A bid to alter a condition relating to the sale of clothing at Heighley Gate Garden Centre, near Morpeth, was narrowly approved last week.
At last Thursday’s meeting of Northumberland County Council’s north area planning commitee, those members supporting the change felt that the current condition was difficult to enforce.
Therefore it was approved to ensure that the planning authority has some control over the amount and type of clothing sold, despite concerns from a number of traders over the impact on Morpeth town centre.
Heighley Gate can sell a limited amount of non-core items, which includes ‘outdoor clothing’, but prior to the change, there was no limitation on how much of the non-core area (more than 5,000 sq m) can be used per category.
The permission now allows the sale of clothing and shoes up to a maximum of 2,000sq m, with around 1,300 sq m currently used.
The planning officer also pointed out that a recent appeal over the term ‘outdoor clothing’ ruled that it could mean anything worn outside, so the four members who supported the proposal felt the new condition avoided any further issues.
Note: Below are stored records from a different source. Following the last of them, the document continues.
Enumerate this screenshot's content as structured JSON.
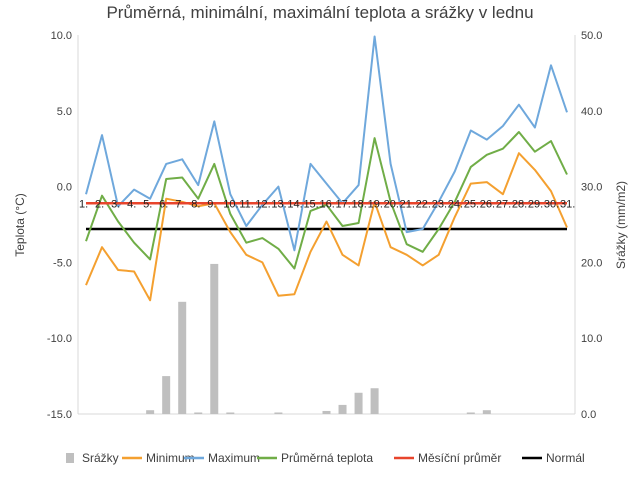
{
  "chart_data": {
    "type": "combo",
    "title": "Průměrná, minimální, maximální teplota a srážky v lednu",
    "ylabel": "Teplota (°C)",
    "y2label": "Srážky (mm/m2)",
    "ylim": [
      -15,
      10
    ],
    "y2lim": [
      0,
      50
    ],
    "yticks": [
      "-15.0",
      "-10.0",
      "-5.0",
      "0.0",
      "5.0",
      "10.0"
    ],
    "y2ticks": [
      "0.0",
      "10.0",
      "20.0",
      "30.0",
      "40.0",
      "50.0"
    ],
    "categories": [
      "1.",
      "2.",
      "3.",
      "4.",
      "5.",
      "6.",
      "7.",
      "8.",
      "9.",
      "10.",
      "11.",
      "12.",
      "13.",
      "14.",
      "15.",
      "16.",
      "17.",
      "18.",
      "19.",
      "20.",
      "21.",
      "22.",
      "23.",
      "24.",
      "25.",
      "26.",
      "27.",
      "28.",
      "29.",
      "30.",
      "31."
    ],
    "series": [
      {
        "name": "Srážky",
        "type": "bar",
        "axis": "y2",
        "color": "#bfbfbf",
        "values": [
          0,
          0,
          0,
          0,
          0.5,
          5,
          14.8,
          0.2,
          19.8,
          0.2,
          0,
          0,
          0.2,
          0,
          0,
          0.4,
          1.2,
          2.8,
          3.4,
          0,
          0,
          0,
          0,
          0,
          0.2,
          0.5,
          0,
          0,
          0,
          0,
          0
        ]
      },
      {
        "name": "Minimum",
        "type": "line",
        "axis": "y",
        "color": "#f4a030",
        "values": [
          -6.5,
          -4,
          -5.5,
          -5.6,
          -7.5,
          -0.8,
          -1,
          -1.3,
          -1.1,
          -3,
          -4.5,
          -5,
          -7.2,
          -7.1,
          -4.3,
          -2.3,
          -4.5,
          -5.2,
          -1,
          -4,
          -4.5,
          -5.2,
          -4.5,
          -2,
          0.2,
          0.3,
          -0.5,
          2.2,
          1.1,
          -0.3,
          -2.7
        ]
      },
      {
        "name": "Maximum",
        "type": "line",
        "axis": "y",
        "color": "#6fa8dc",
        "values": [
          -0.5,
          3.4,
          -1.3,
          -0.2,
          -0.8,
          1.5,
          1.8,
          0.1,
          4.3,
          -0.5,
          -2.6,
          -1.2,
          0,
          -4.2,
          1.5,
          0.2,
          -1.1,
          0.1,
          9.9,
          1.5,
          -3,
          -2.8,
          -1,
          1,
          3.7,
          3.1,
          4,
          5.4,
          3.9,
          8,
          4.9
        ]
      },
      {
        "name": "Průměrná teplota",
        "type": "line",
        "axis": "y",
        "color": "#70ad47",
        "values": [
          -3.6,
          -0.6,
          -2.3,
          -3.7,
          -4.8,
          0.5,
          0.6,
          -0.8,
          1.5,
          -1.8,
          -3.7,
          -3.4,
          -4.1,
          -5.4,
          -1.6,
          -1.2,
          -2.6,
          -2.4,
          3.2,
          -1,
          -3.8,
          -4.3,
          -2.8,
          -1,
          1.3,
          2.1,
          2.5,
          3.6,
          2.3,
          3,
          0.8
        ]
      },
      {
        "name": "Měsíční průměr",
        "type": "line",
        "axis": "y",
        "color": "#e8452c",
        "values": [
          -1.1,
          -1.1,
          -1.1,
          -1.1,
          -1.1,
          -1.1,
          -1.1,
          -1.1,
          -1.1,
          -1.1,
          -1.1,
          -1.1,
          -1.1,
          -1.1,
          -1.1,
          -1.1,
          -1.1,
          -1.1,
          -1.1,
          -1.1,
          -1.1,
          -1.1,
          -1.1,
          -1.1,
          -1.1,
          -1.1,
          -1.1,
          -1.1,
          -1.1,
          -1.1,
          -1.1
        ]
      },
      {
        "name": "Normál",
        "type": "line",
        "axis": "y",
        "color": "#000000",
        "values": [
          -2.8,
          -2.8,
          -2.8,
          -2.8,
          -2.8,
          -2.8,
          -2.8,
          -2.8,
          -2.8,
          -2.8,
          -2.8,
          -2.8,
          -2.8,
          -2.8,
          -2.8,
          -2.8,
          -2.8,
          -2.8,
          -2.8,
          -2.8,
          -2.8,
          -2.8,
          -2.8,
          -2.8,
          -2.8,
          -2.8,
          -2.8,
          -2.8,
          -2.8,
          -2.8,
          -2.8
        ]
      }
    ],
    "legend": [
      "Srážky",
      "Minimum",
      "Maximum",
      "Průměrná teplota",
      "Měsíční průměr",
      "Normál"
    ],
    "legend_position": "bottom",
    "grid": false
  }
}
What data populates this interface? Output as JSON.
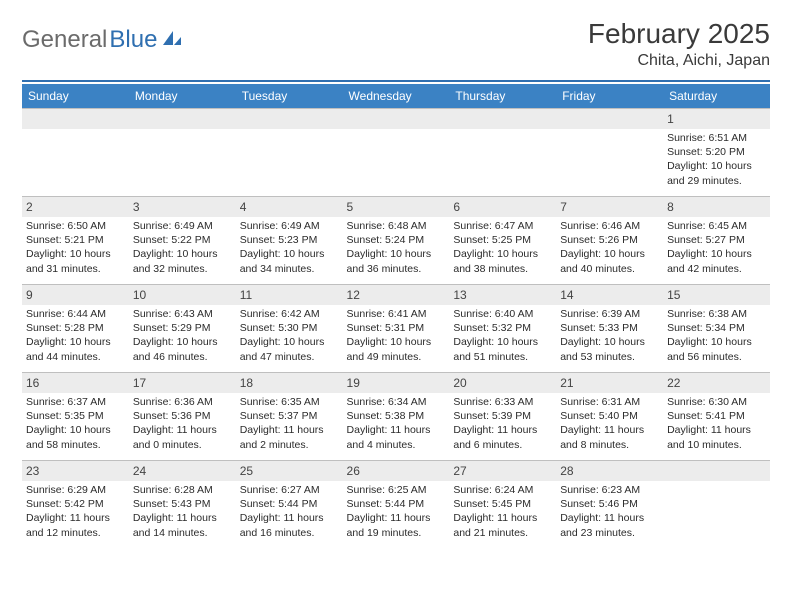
{
  "brand": {
    "part1": "General",
    "part2": "Blue"
  },
  "title": "February 2025",
  "location": "Chita, Aichi, Japan",
  "colors": {
    "header_bg": "#3b82c4",
    "header_text": "#ffffff",
    "daybar_bg": "#ececec",
    "border": "#bfbfbf",
    "rule": "#2f6fb0",
    "logo_gray": "#6b6b6b",
    "logo_blue": "#2f6fb0",
    "text": "#2b2b2b"
  },
  "day_headers": [
    "Sunday",
    "Monday",
    "Tuesday",
    "Wednesday",
    "Thursday",
    "Friday",
    "Saturday"
  ],
  "weeks": [
    [
      null,
      null,
      null,
      null,
      null,
      null,
      {
        "n": "1",
        "sr": "Sunrise: 6:51 AM",
        "ss": "Sunset: 5:20 PM",
        "dl": "Daylight: 10 hours and 29 minutes."
      }
    ],
    [
      {
        "n": "2",
        "sr": "Sunrise: 6:50 AM",
        "ss": "Sunset: 5:21 PM",
        "dl": "Daylight: 10 hours and 31 minutes."
      },
      {
        "n": "3",
        "sr": "Sunrise: 6:49 AM",
        "ss": "Sunset: 5:22 PM",
        "dl": "Daylight: 10 hours and 32 minutes."
      },
      {
        "n": "4",
        "sr": "Sunrise: 6:49 AM",
        "ss": "Sunset: 5:23 PM",
        "dl": "Daylight: 10 hours and 34 minutes."
      },
      {
        "n": "5",
        "sr": "Sunrise: 6:48 AM",
        "ss": "Sunset: 5:24 PM",
        "dl": "Daylight: 10 hours and 36 minutes."
      },
      {
        "n": "6",
        "sr": "Sunrise: 6:47 AM",
        "ss": "Sunset: 5:25 PM",
        "dl": "Daylight: 10 hours and 38 minutes."
      },
      {
        "n": "7",
        "sr": "Sunrise: 6:46 AM",
        "ss": "Sunset: 5:26 PM",
        "dl": "Daylight: 10 hours and 40 minutes."
      },
      {
        "n": "8",
        "sr": "Sunrise: 6:45 AM",
        "ss": "Sunset: 5:27 PM",
        "dl": "Daylight: 10 hours and 42 minutes."
      }
    ],
    [
      {
        "n": "9",
        "sr": "Sunrise: 6:44 AM",
        "ss": "Sunset: 5:28 PM",
        "dl": "Daylight: 10 hours and 44 minutes."
      },
      {
        "n": "10",
        "sr": "Sunrise: 6:43 AM",
        "ss": "Sunset: 5:29 PM",
        "dl": "Daylight: 10 hours and 46 minutes."
      },
      {
        "n": "11",
        "sr": "Sunrise: 6:42 AM",
        "ss": "Sunset: 5:30 PM",
        "dl": "Daylight: 10 hours and 47 minutes."
      },
      {
        "n": "12",
        "sr": "Sunrise: 6:41 AM",
        "ss": "Sunset: 5:31 PM",
        "dl": "Daylight: 10 hours and 49 minutes."
      },
      {
        "n": "13",
        "sr": "Sunrise: 6:40 AM",
        "ss": "Sunset: 5:32 PM",
        "dl": "Daylight: 10 hours and 51 minutes."
      },
      {
        "n": "14",
        "sr": "Sunrise: 6:39 AM",
        "ss": "Sunset: 5:33 PM",
        "dl": "Daylight: 10 hours and 53 minutes."
      },
      {
        "n": "15",
        "sr": "Sunrise: 6:38 AM",
        "ss": "Sunset: 5:34 PM",
        "dl": "Daylight: 10 hours and 56 minutes."
      }
    ],
    [
      {
        "n": "16",
        "sr": "Sunrise: 6:37 AM",
        "ss": "Sunset: 5:35 PM",
        "dl": "Daylight: 10 hours and 58 minutes."
      },
      {
        "n": "17",
        "sr": "Sunrise: 6:36 AM",
        "ss": "Sunset: 5:36 PM",
        "dl": "Daylight: 11 hours and 0 minutes."
      },
      {
        "n": "18",
        "sr": "Sunrise: 6:35 AM",
        "ss": "Sunset: 5:37 PM",
        "dl": "Daylight: 11 hours and 2 minutes."
      },
      {
        "n": "19",
        "sr": "Sunrise: 6:34 AM",
        "ss": "Sunset: 5:38 PM",
        "dl": "Daylight: 11 hours and 4 minutes."
      },
      {
        "n": "20",
        "sr": "Sunrise: 6:33 AM",
        "ss": "Sunset: 5:39 PM",
        "dl": "Daylight: 11 hours and 6 minutes."
      },
      {
        "n": "21",
        "sr": "Sunrise: 6:31 AM",
        "ss": "Sunset: 5:40 PM",
        "dl": "Daylight: 11 hours and 8 minutes."
      },
      {
        "n": "22",
        "sr": "Sunrise: 6:30 AM",
        "ss": "Sunset: 5:41 PM",
        "dl": "Daylight: 11 hours and 10 minutes."
      }
    ],
    [
      {
        "n": "23",
        "sr": "Sunrise: 6:29 AM",
        "ss": "Sunset: 5:42 PM",
        "dl": "Daylight: 11 hours and 12 minutes."
      },
      {
        "n": "24",
        "sr": "Sunrise: 6:28 AM",
        "ss": "Sunset: 5:43 PM",
        "dl": "Daylight: 11 hours and 14 minutes."
      },
      {
        "n": "25",
        "sr": "Sunrise: 6:27 AM",
        "ss": "Sunset: 5:44 PM",
        "dl": "Daylight: 11 hours and 16 minutes."
      },
      {
        "n": "26",
        "sr": "Sunrise: 6:25 AM",
        "ss": "Sunset: 5:44 PM",
        "dl": "Daylight: 11 hours and 19 minutes."
      },
      {
        "n": "27",
        "sr": "Sunrise: 6:24 AM",
        "ss": "Sunset: 5:45 PM",
        "dl": "Daylight: 11 hours and 21 minutes."
      },
      {
        "n": "28",
        "sr": "Sunrise: 6:23 AM",
        "ss": "Sunset: 5:46 PM",
        "dl": "Daylight: 11 hours and 23 minutes."
      },
      null
    ]
  ]
}
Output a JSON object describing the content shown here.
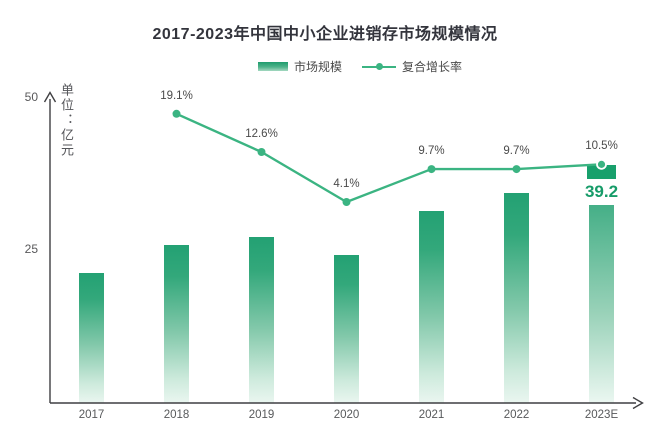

Representatives of Morrisons, which is trying to market its former town-centre store to new occupants, and Dransfield Properties, which owns Sanderson Arcade, spoke against the plans.
Coun Gavin Jones moved deferral so the council’s economic team could assess the impact on Morpeth town centre, despite the applicant providing a retail impact assessment. Coun Alan Sambrook seconded this motion.
Coun Isabel Hunter added: “I would agree with Coun Jones because we have had applications in Morpeth to change shops into residential premises.”
But Coun Heather Cairns said: “I would not agree in that it’s a clarification; they already have the ability to put lots more outdoor clothing in a much larger space.”